2024-07-02 | Manuel Faysse*, 1, 3 Hugues Sibille*, 1, 4 Tony Wu*, 1 Bilel Omrani1 Gautier Viaud1 Céline Hudelot3 Pierre Colombo2, 3
The paper introduces ColPali, a novel retrieval model that leverages Vision Language Models (VLMs) to efficiently index and retrieve visually rich documents. The authors address the limitations of current document retrieval systems, which struggle to utilize visual cues effectively, leading to suboptimal performance in practical applications such as Retrieval Augmented Generation (RAG). To benchmark these systems, they create the Visual Document Retrieval Benchmark (ViDoRe), which includes various page-level tasks across multiple domains, languages, and settings.

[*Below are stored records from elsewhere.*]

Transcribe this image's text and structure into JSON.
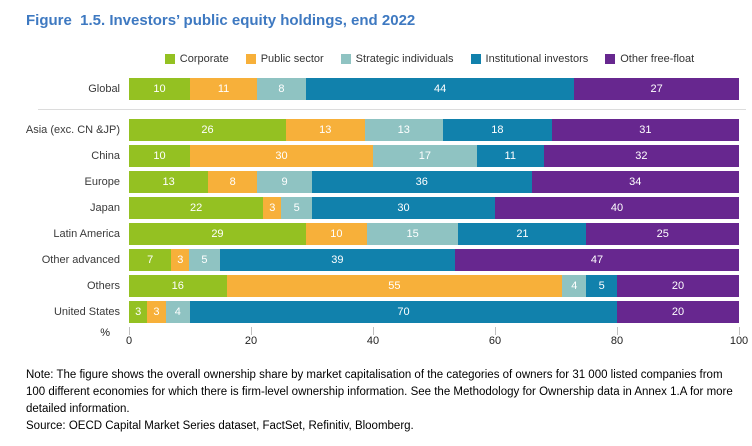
{
  "title": "Figure  1.5. Investors’ public equity holdings, end 2022",
  "title_color": "#3E79C1",
  "chart_data": {
    "type": "bar",
    "stacked": true,
    "orientation": "horizontal",
    "unit": "%",
    "xlim": [
      0,
      100
    ],
    "x_ticks": [
      0,
      20,
      40,
      60,
      80,
      100
    ],
    "legend_position": "top",
    "series": [
      {
        "name": "Corporate",
        "color": "#94C122"
      },
      {
        "name": "Public sector",
        "color": "#F7B03A"
      },
      {
        "name": "Strategic individuals",
        "color": "#8FC3C2"
      },
      {
        "name": "Institutional investors",
        "color": "#1181AC"
      },
      {
        "name": "Other free-float",
        "color": "#67278F"
      }
    ],
    "rows": [
      {
        "category": "Global",
        "values": [
          10,
          11,
          8,
          44,
          27
        ]
      },
      {
        "category": "Asia (exc. CN &JP)",
        "values": [
          26,
          13,
          13,
          18,
          31
        ]
      },
      {
        "category": "China",
        "values": [
          10,
          30,
          17,
          11,
          32
        ]
      },
      {
        "category": "Europe",
        "values": [
          13,
          8,
          9,
          36,
          34
        ]
      },
      {
        "category": "Japan",
        "values": [
          22,
          3,
          5,
          30,
          40
        ]
      },
      {
        "category": "Latin America",
        "values": [
          29,
          10,
          15,
          21,
          25
        ]
      },
      {
        "category": "Other advanced",
        "values": [
          7,
          3,
          5,
          39,
          47
        ]
      },
      {
        "category": "Others",
        "values": [
          16,
          55,
          4,
          5,
          20
        ]
      },
      {
        "category": "United States",
        "values": [
          3,
          3,
          4,
          70,
          20
        ]
      }
    ]
  },
  "note": "Note: The figure shows the overall ownership share by market capitalisation of the categories of owners for 31 000 listed companies from 100 different economies for which there is firm-level ownership information. See the Methodology for Ownership data in Annex 1.A for more detailed information.",
  "source": "Source: OECD Capital Market Series dataset, FactSet, Refinitiv, Bloomberg."
}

ColPali is designed to produce high-quality contextualized embeddings from document page images, combining the strengths of VLMs and late interaction mechanisms. This approach significantly outperforms existing document retrieval pipelines in terms of performance, speed, and end-to-end trainability. The authors release all project artifacts, including the benchmark and models, to encourage further research and development in document retrieval. The paper also discusses the design and evaluation of ViDoRe, the challenges faced by current systems, and the contributions of ColPali in addressing these issues.The paper introduces ColPali, a novel retrieval model that leverages Vision Language Models (VLMs) to efficiently index and retrieve visually rich documents. The authors address the limitations of current document retrieval systems, which struggle to utilize visual cues effectively, leading to suboptimal performance in practical applications such as Retrieval Augmented Generation (RAG). To benchmark these systems, they create the Visual Document Retrieval Benchmark (ViDoRe), which includes various page-level tasks across multiple domains, languages, and settings.
ColPali is designed to produce high-quality contextualized embeddings from document page images, combining the strengths of VLMs and late interaction mechanisms. This approach significantly outperforms existing document retrieval pipelines in terms of performance, speed, and end-to-end trainability. The authors release all project artifacts, including the benchmark and models, to encourage further research and development in document retrieval. The paper also discusses the design and evaluation of ViDoRe, the challenges faced by current systems, and the contributions of ColPali in addressing these issues.